In sostanza, deve ritenersi che la Corte d’appello abbia fatto corretta applicazione delle disposizioni richiamate e del principio di legalità di cui alla L. n. 689 del 1981, art. 1 a norma del quale nessuno può essere assoggettato a sanzioni amministrative se non in forza di una legge che sia entrata in vigore prima della commissione della violazione (primo comma) e le leggi che prevedono sanzioni amministrative si applicano soltanto nei casi e per i tempi in esse considerati.

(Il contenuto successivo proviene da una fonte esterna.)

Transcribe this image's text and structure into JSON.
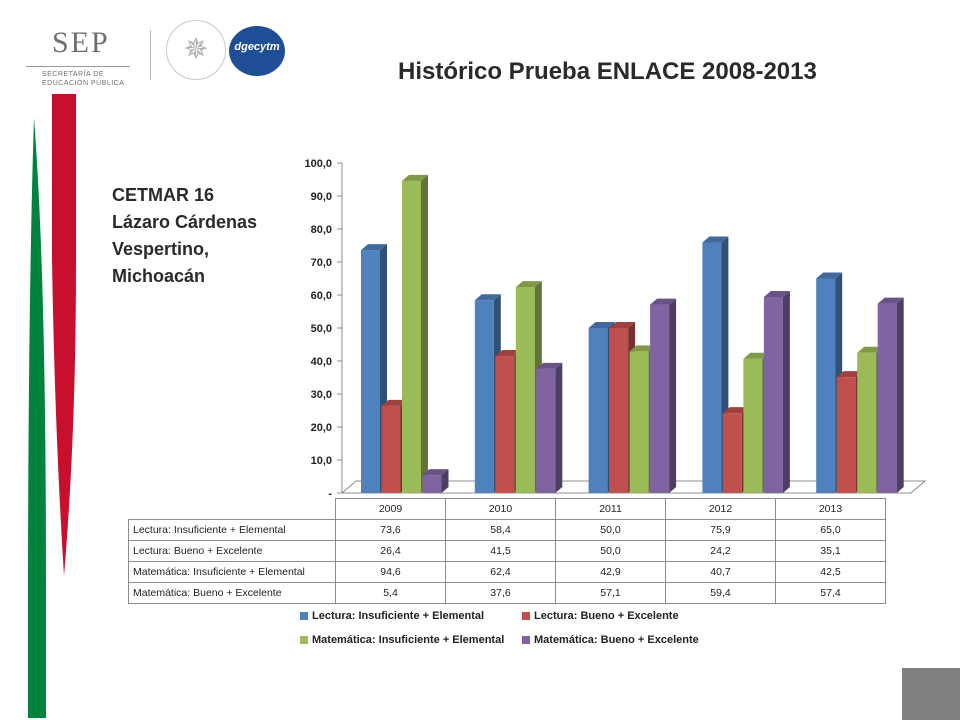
{
  "title": "Histórico Prueba ENLACE 2008-2013",
  "subtitle_lines": [
    "CETMAR 16",
    "Lázaro Cárdenas",
    "Vespertino,",
    "Michoacán"
  ],
  "logos": {
    "sep": "SEP",
    "sep_sub1": "SECRETARÍA DE",
    "sep_sub2": "EDUCACIÓN PÚBLICA",
    "dgecytm": "dgecytm"
  },
  "colors": {
    "green_band": "#00843d",
    "red_band": "#c8102e",
    "series": [
      "#4f81bd",
      "#c0504d",
      "#9bbb59",
      "#8064a2"
    ]
  },
  "chart_data": {
    "type": "bar",
    "categories": [
      "2009",
      "2010",
      "2011",
      "2012",
      "2013"
    ],
    "series": [
      {
        "name": "Lectura: Insuficiente + Elemental",
        "values": [
          73.6,
          58.4,
          50.0,
          75.9,
          65.0
        ],
        "labels": [
          "73,6",
          "58,4",
          "50,0",
          "75,9",
          "65,0"
        ]
      },
      {
        "name": "Lectura: Bueno + Excelente",
        "values": [
          26.4,
          41.5,
          50.0,
          24.2,
          35.1
        ],
        "labels": [
          "26,4",
          "41,5",
          "50,0",
          "24,2",
          "35,1"
        ]
      },
      {
        "name": "Matemática: Insuficiente + Elemental",
        "values": [
          94.6,
          62.4,
          42.9,
          40.7,
          42.5
        ],
        "labels": [
          "94,6",
          "62,4",
          "42,9",
          "40,7",
          "42,5"
        ]
      },
      {
        "name": "Matemática: Bueno + Excelente",
        "values": [
          5.4,
          37.6,
          57.1,
          59.4,
          57.4
        ],
        "labels": [
          "5,4",
          "37,6",
          "57,1",
          "59,4",
          "57,4"
        ]
      }
    ],
    "ylim": [
      0,
      100
    ],
    "yticks": [
      "-",
      "10,0",
      "20,0",
      "30,0",
      "40,0",
      "50,0",
      "60,0",
      "70,0",
      "80,0",
      "90,0",
      "100,0"
    ],
    "legend_position": "bottom",
    "grid": false,
    "style": "3d-column"
  }
}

Deve da ultimo escludersi la pertinenza del richiamo fatto dalla difesa della ricorrente alla sentenza di questa Corte n. 3972 del 2004, trattandosi di pronuncia relativa all’obbligo di comunicazione (peraltro ritenuto nella specie gravante su un componente del consiglio di amministrazione), previsto dall’art. 51, e suscettibile di sanzione ai sensi del comma 1 dell’art. 144 per effetto dello specifico rinvio contenuto nella seconda parte del comma 2 del medesimo art. 144. Nè ulteriore sostegno all’assunto della ricorrente si rinviene nella sentenza n. 6623 del 2005, atteso che in essa era stato contestato l’illecito di cui all’art. 53, menzionato nel comma 1 dell’art. 144 e sanzionato, con riferimento ai componenti del collegio sindacale, per effetto del rinvio di cui al comma 2, atteso che, come si desume dalla lettura della sentenza, la condotta oggetto di contestazione era consistita proprio nell’avere mancato di informare l’organo di vigilanza su aspetti rilevanti dell’andamento della banca.

Invero, come si è più volte rilevato, nel caso di specie dalla sentenza impugnata e dallo stesso ricorso non emerge che oggetto di contestazione fosse stata la violazione dell’obbligo di comunicazione o di informazione gravante sul collegio sindacale e comunque sul suo presidente.

In conclusione, il ricorso deve essere rigettato, con conseguente condanna della ricorrente, in applicazione del principio della soccombenza, al pagamento in favore del resistente delle spese del giudizio di legittimità, come liquidate in dispositivo.

P.Q.M.

La Corte rigetta il ricorso; condanna la ricorrente al pagamento delle spese del giudizio di legittimità, che liquida in complessivi Euro 3.200,00, di cui Euro 3.000,00 per onorari, oltre alle spese generali e agli accessori di legge.

Così deciso in Roma, nella Camera di consiglio della Sezione Seconda civile della Corte suprema di Cassazione, il 16 novembre 2011.